I have the following code:

#include <atomic>

int main () {
    std::atomic<uint32_t> value(0);
    value.fetch_add(1, std::memory_order::relaxed);
    static_assert(std::atomic<uint32_t>::is_always_lock_free);
    return 0;
}

It compiles and so it means std::atomic<uint32_t>::is_always_lock_free is true.

Then, the assembly code looks like this with gcc 10 and -std=c 20 -O3 -mtune=skylake-avx512 -march=skylake-avx512:

0000000000401050 <main>:
  401050:       c7 44 24 fc 00 00 00    mov    DWORD PTR [rsp-0x4],0x0
  401057:       00 
  401058:       f0 ff 44 24 fc          lock inc DWORD PTR [rsp-0x4]
  40105d:       31 c0                   xor    eax,eax
  40105f:       c3                      ret    

Many posts point out that read-modify-write operation (fetch_add() here) can't be an atomic operation without a lock.

My question is what std::atomic::is_always_lock_free being true really means.

This page states Equals true if this atomic type is always lock-free and false if it is never or sometimes lock-free.

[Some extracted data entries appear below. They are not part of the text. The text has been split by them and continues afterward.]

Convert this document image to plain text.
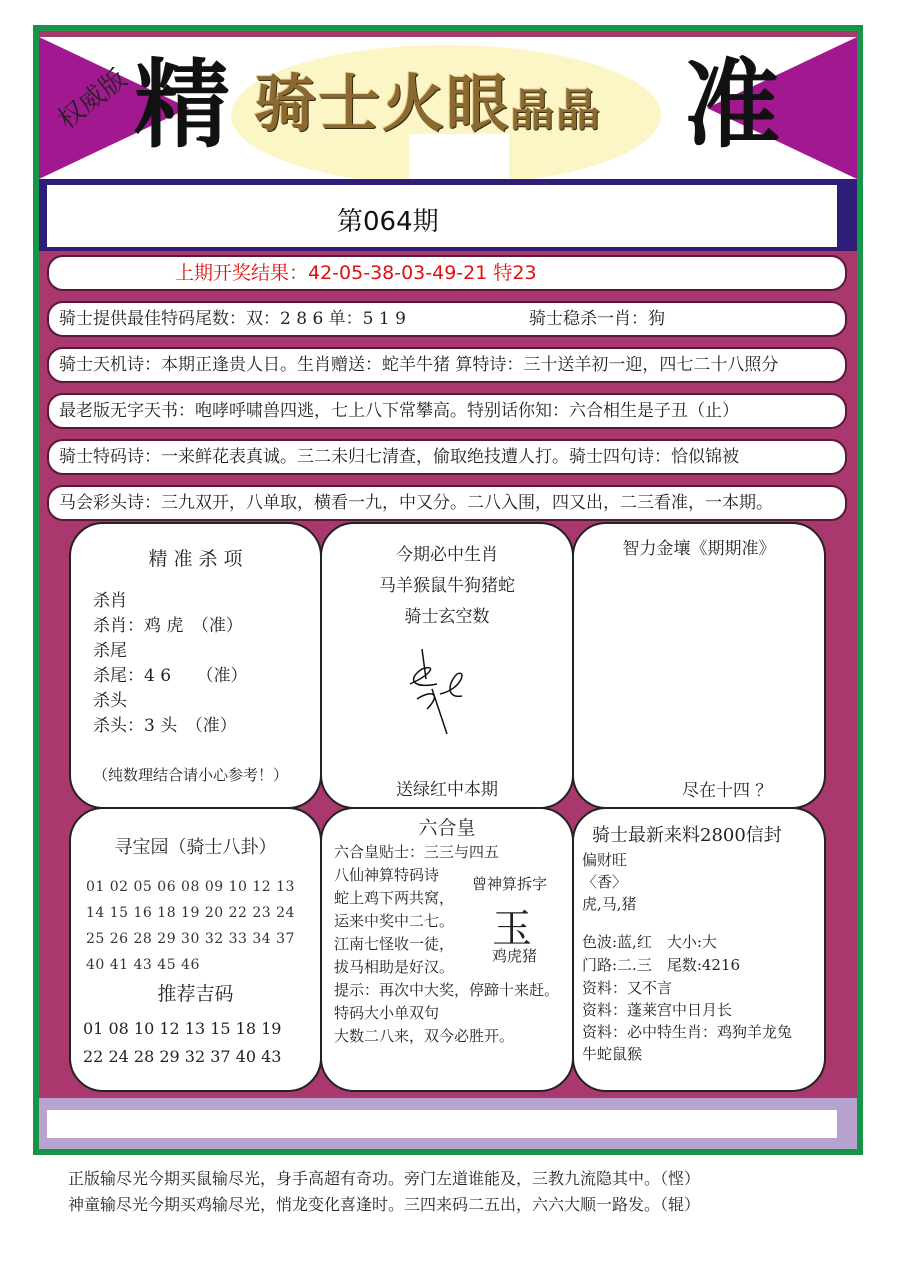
权威版 精 骑士火眼晶晶 准
第064期
上期开奖结果：42-05-38-03-49-21 特23
骑士提供最佳特码尾数：双：2 8 6 单：5 1 9	骑士稳杀一肖：狗
骑士天机诗：本期正逢贵人日。生肖赠送：蛇羊牛猪 算特诗：三十送羊初一迎，四七二十八照分
最老版无字天书：咆哮呼啸兽四逃，七上八下常攀高。特别话你知：六合相生是子丑（止）
骑士特码诗：一来鲜花表真诚。三二未归七清查，偷取绝技遭人打。骑士四句诗：恰似锦被
马会彩头诗：三九双开，八单取，横看一九，中又分。二八入围，四又出，二三看准，一本期。
精 准 杀 项
杀肖
杀肖：鸡 虎　（准）
杀尾
杀尾：4 6　　（准）
杀头
杀头：3 头　（准）
（纯数理结合请小心参考！）
今期必中生肖
马羊猴鼠牛狗猪蛇
骑士玄空数
送绿红中本期
智力金壤《期期准》
尽在十四 ？
寻宝园（骑士八卦）
01 02 05 06 08 09 10 12 13
14 15 16 18 19 20 22 23 24
25 26 28 29 30 32 33 34 37
40 41 43 45 46
推荐吉码
01 08 10 12 13 15 18 19
22 24 28 29 32 37 40 43
六合皇
六合皇贴士：三三与四五
八仙神算特码诗
蛇上鸡下两共窝，
运来中奖中二七。
江南七怪收一徒，
拔马相助是好汉。
提示：再次中大奖，停蹄十来赶。
特码大小单双句
大数二八来，双今必胜开。
曾神算拆字
玉
鸡虎猪
骑士最新来料2800信封
偏财旺
〈香〉
虎,马,猪
色波:蓝,红　大小:大
门路:二.三　尾数:4216
资料：又不言
资料：蓬莱宫中日月长
资料：必中特生肖：鸡狗羊龙兔
牛蛇鼠猴
正版输尽光今期买鼠输尽光，身手高超有奇功。旁门左道谁能及，三教九流隐其中。（悭）
神童输尽光今期买鸡输尽光，悄龙变化喜逢时。三四来码二五出，六六大顺一路发。（辊）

What does it mean by "this atomic type is always lock-free" then?

CodePudding user response:

"Lock" here is in the sense of "mutex", not specifically in reference to the x86 instruction prefix named lock.

A trivial and generic way to implement std::atomic<T> for arbitrary types T would be as a class containing a T member together with a std::mutex, which is locked and unlocked around every operation on the object (load, store, exchange, fetch_add, etc). Those operations can then be done in any old way, and need not use atomic machine instructions, because the lock protects them. This implementation would be not lock free.

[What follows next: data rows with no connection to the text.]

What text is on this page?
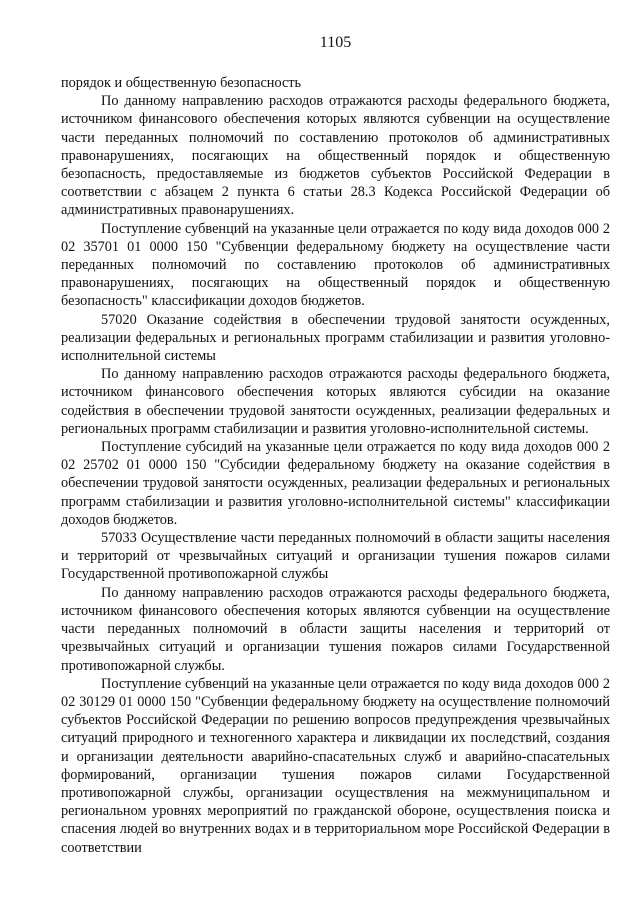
1105

порядок и общественную безопасность

По данному направлению расходов отражаются расходы федерального бюджета, источником финансового обеспечения которых являются субвенции на осуществление части переданных полномочий по составлению протоколов об административных правонарушениях, посягающих на общественный порядок и общественную безопасность, предоставляемые из бюджетов субъектов Российской Федерации в соответствии с абзацем 2 пункта 6 статьи 28.3 Кодекса Российской Федерации об административных правонарушениях.

Поступление субвенций на указанные цели отражается по коду вида доходов 000 2 02 35701 01 0000 150 "Субвенции федеральному бюджету на осуществление части переданных полномочий по составлению протоколов об административных правонарушениях, посягающих на общественный порядок и общественную безопасность" классификации доходов бюджетов.

57020 Оказание содействия в обеспечении трудовой занятости осужденных, реализации федеральных и региональных программ стабилизации и развития уголовно-исполнительной системы

По данному направлению расходов отражаются расходы федерального бюджета, источником финансового обеспечения которых являются субсидии на оказание содействия в обеспечении трудовой занятости осужденных, реализации федеральных и региональных программ стабилизации и развития уголовно-исполнительной системы.

Поступление субсидий на указанные цели отражается по коду вида доходов 000 2 02 25702 01 0000 150 "Субсидии федеральному бюджету на оказание содействия в обеспечении трудовой занятости осужденных, реализации федеральных и региональных программ стабилизации и развития уголовно-исполнительной системы" классификации доходов бюджетов.

57033 Осуществление части переданных полномочий в области защиты населения и территорий от чрезвычайных ситуаций и организации тушения пожаров силами Государственной противопожарной службы

По данному направлению расходов отражаются расходы федерального бюджета, источником финансового обеспечения которых являются субвенции на осуществление части переданных полномочий в области защиты населения и территорий от чрезвычайных ситуаций и организации тушения пожаров силами Государственной противопожарной службы.

Поступление субвенций на указанные цели отражается по коду вида доходов 000 2 02 30129 01 0000 150 "Субвенции федеральному бюджету на осуществление полномочий субъектов Российской Федерации по решению вопросов предупреждения чрезвычайных ситуаций природного и техногенного характера и ликвидации их последствий, создания и организации деятельности аварийно-спасательных служб и аварийно-спасательных формирований, организации тушения пожаров силами Государственной противопожарной службы, организации осуществления на межмуниципальном и региональном уровнях мероприятий по гражданской обороне, осуществления поиска и спасения людей во внутренних водах и в территориальном море Российской Федерации в соответствии
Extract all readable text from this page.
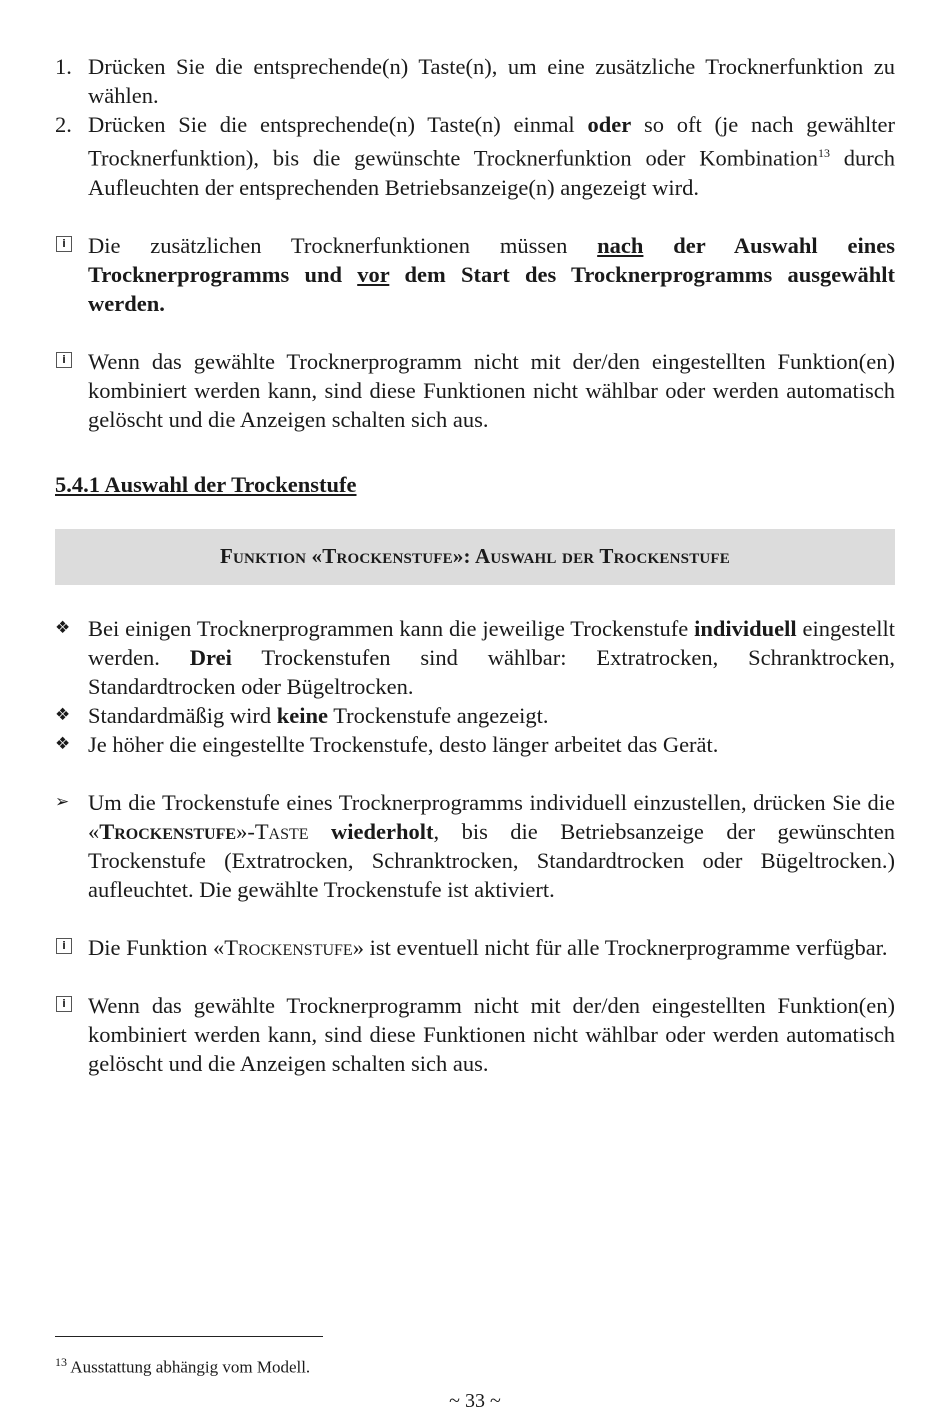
1. Drücken Sie die entsprechende(n) Taste(n), um eine zusätzliche Trocknerfunktion zu wählen.
2. Drücken Sie die entsprechende(n) Taste(n) einmal oder so oft (je nach gewählter Trocknerfunktion), bis die gewünschte Trocknerfunktion oder Kombination$^{13}$ durch Aufleuchten der entsprechenden Betriebsanzeige(n) angezeigt wird.
i Die zusätzlichen Trocknerfunktionen müssen nach der Auswahl eines Trocknerprogramms und vor dem Start des Trocknerprogramms ausgewählt werden.
i Wenn das gewählte Trocknerprogramm nicht mit der/den eingestellten Funktion(en) kombiniert werden kann, sind diese Funktionen nicht wählbar oder werden automatisch gelöscht und die Anzeigen schalten sich aus.
5.4.1 Auswahl der Trockenstufe
Funktion «Trockenstufe»: Auswahl der Trockenstufe
❖ Bei einigen Trocknerprogrammen kann die jeweilige Trockenstufe individuell eingestellt werden. Drei Trockenstufen sind wählbar: Extratrocken, Schranktrocken, Standardtrocken oder Bügeltrocken.
❖ Standardmäßig wird keine Trockenstufe angezeigt.
❖ Je höher die eingestellte Trockenstufe, desto länger arbeitet das Gerät.
➢ Um die Trockenstufe eines Trocknerprogramms individuell einzustellen, drücken Sie die «Trockenstufe»-Taste wiederholt, bis die Betriebsanzeige der gewünschten Trockenstufe (Extratrocken, Schranktrocken, Standardtrocken oder Bügeltrocken.) aufleuchtet. Die gewählte Trockenstufe ist aktiviert.
i Die Funktion «Trockenstufe» ist eventuell nicht für alle Trocknerprogramme verfügbar.
i Wenn das gewählte Trocknerprogramm nicht mit der/den eingestellten Funktion(en) kombiniert werden kann, sind diese Funktionen nicht wählbar oder werden automatisch gelöscht und die Anzeigen schalten sich aus.
$^{13}$ Ausstattung abhängig vom Modell.
~ 33 ~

A downside of such an implementation, besides being slow in general, is that if two threads try to operate on the object at the same time, one of them will have to wait for the lock, which may actually block and cause it to be scheduled out for a while. Or, if a thread gets scheduled out while holding the lock, every other thread that wants to operate on the object will have to wait for the first thread to get scheduled back in and complete its work first.

So it is desirable if the machine supports truly atomic operations on T: a single instruction or sequence that other threads cannot interfere with, and which will not block other threads if interrupted (or perhaps cannot be interrupted at all). If for some type T the library has been able to specialize std::atomic<T> with such an implementation, then that is what we mean by saying it is lock free. (It is just confusing on x86 because the atomic instructions used for such implementations are named lock. On other architectures they might be called something else, e.g. ARM64's ldxr/stxr exclusive load/store instructions.)

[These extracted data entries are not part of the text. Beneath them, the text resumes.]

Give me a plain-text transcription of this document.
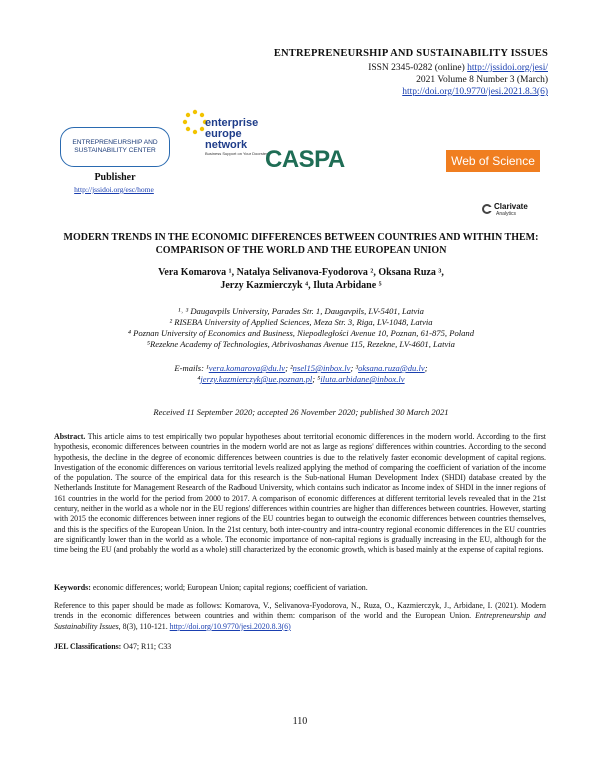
ENTREPRENEURSHIP AND SUSTAINABILITY ISSUES
ISSN 2345-0282 (online) http://jssidoi.org/jesi/
2021 Volume 8 Number 3 (March)
http://doi.org/10.9770/jesi.2021.8.3(6)
ENTREPRENEURSHIP AND SUSTAINABILITY CENTER
Publisher
http://jssidoi.org/esc/home
enterprise
europe
network
Business Support on Your Doorstep
CASPA	Web of Science
Clarivate
Analytics
MODERN TRENDS IN THE ECONOMIC DIFFERENCES BETWEEN COUNTRIES AND WITHIN THEM: COMPARISON OF THE WORLD AND THE EUROPEAN UNION
Vera Komarova ¹, Natalya Selivanova-Fyodorova ², Oksana Ruza ³,
Jerzy Kazmierczyk ⁴, Iluta Arbidane ⁵
¹˒ ³ Daugavpils University, Parades Str. 1, Daugavpils, LV-5401, Latvia
² RISEBA University of Applied Sciences, Meza Str. 3, Riga, LV-1048, Latvia
⁴ Poznan University of Economics and Business, Niepodległości Avenue 10, Poznan, 61-875, Poland
⁵Rezekne Academy of Technologies, Atbrivoshanas Avenue 115, Rezekne, LV-4601, Latvia
E-mails: ¹vera.komarova@du.lv; ²nsel15@inbox.lv; ³oksana.ruza@du.lv;
⁴jerzy.kazmierczyk@ue.poznan.pl; ⁵iluta.arbidane@inbox.lv
Received 11 September 2020; accepted 26 November 2020; published 30 March 2021
Abstract. This article aims to test empirically two popular hypotheses about territorial economic differences in the modern world. According to the first hypothesis, economic differences between countries in the modern world are not as large as regions' differences within countries. According to the second hypothesis, the decline in the degree of economic differences between countries is due to the relatively faster economic development of capital regions. Investigation of the economic differences on various territorial levels realized applying the method of comparing the coefficient of variation of the income of the population. The source of the empirical data for this research is the Sub-national Human Development Index (SHDI) database created by the Netherlands Institute for Management Research of the Radboud University, which contains such indicator as Income index of SHDI in the inner regions of 161 countries in the world for the period from 2000 to 2017. A comparison of economic differences at different territorial levels revealed that in the 21st century, neither in the world as a whole nor in the EU regions' differences within countries are higher than differences between countries. However, starting with 2015 the economic differences between inner regions of the EU countries began to outweigh the economic differences between countries themselves, and this is the specifics of the European Union. In the 21st century, both inter-country and intra-country regional economic differences in the EU countries are significantly lower than in the world as a whole. The economic importance of non-capital regions is gradually increasing in the EU, although for the time being the EU (and probably the world as a whole) still characterized by the economic growth, which is based mainly at the expense of capital regions.
Keywords: economic differences; world; European Union; capital regions; coefficient of variation.
Reference to this paper should be made as follows: Komarova, V., Selivanova-Fyodorova, N., Ruza, O., Kazmierczyk, J., Arbidane, I. (2021). Modern trends in the economic differences between countries and within them: comparison of the world and the European Union. Entrepreneurship and Sustainability Issues, 8(3), 110-121. http://doi.org/10.9770/jesi.2020.8.3(6)
JEL Classifications: O47; R11; C33
110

The C standard allows for types to be "sometimes lock free": maybe it is not known at compile time whether std::atomic<T> will be lock-free, because it depends on special machine features that will be detected at runtime. It's even possible that some objects of type std::atomic<T> are lock-free and others are not. That's why atomic_is_lock_free is a function and not a constant. It checks whether this particular object is lock-free on this particular day.

However, it might be the case for some implementations that certain types can be guaranteed, at compile time, to always be lock free. That's what is_always_lock_free is used to indicate, and note that it's a constexpr bool instead of a function.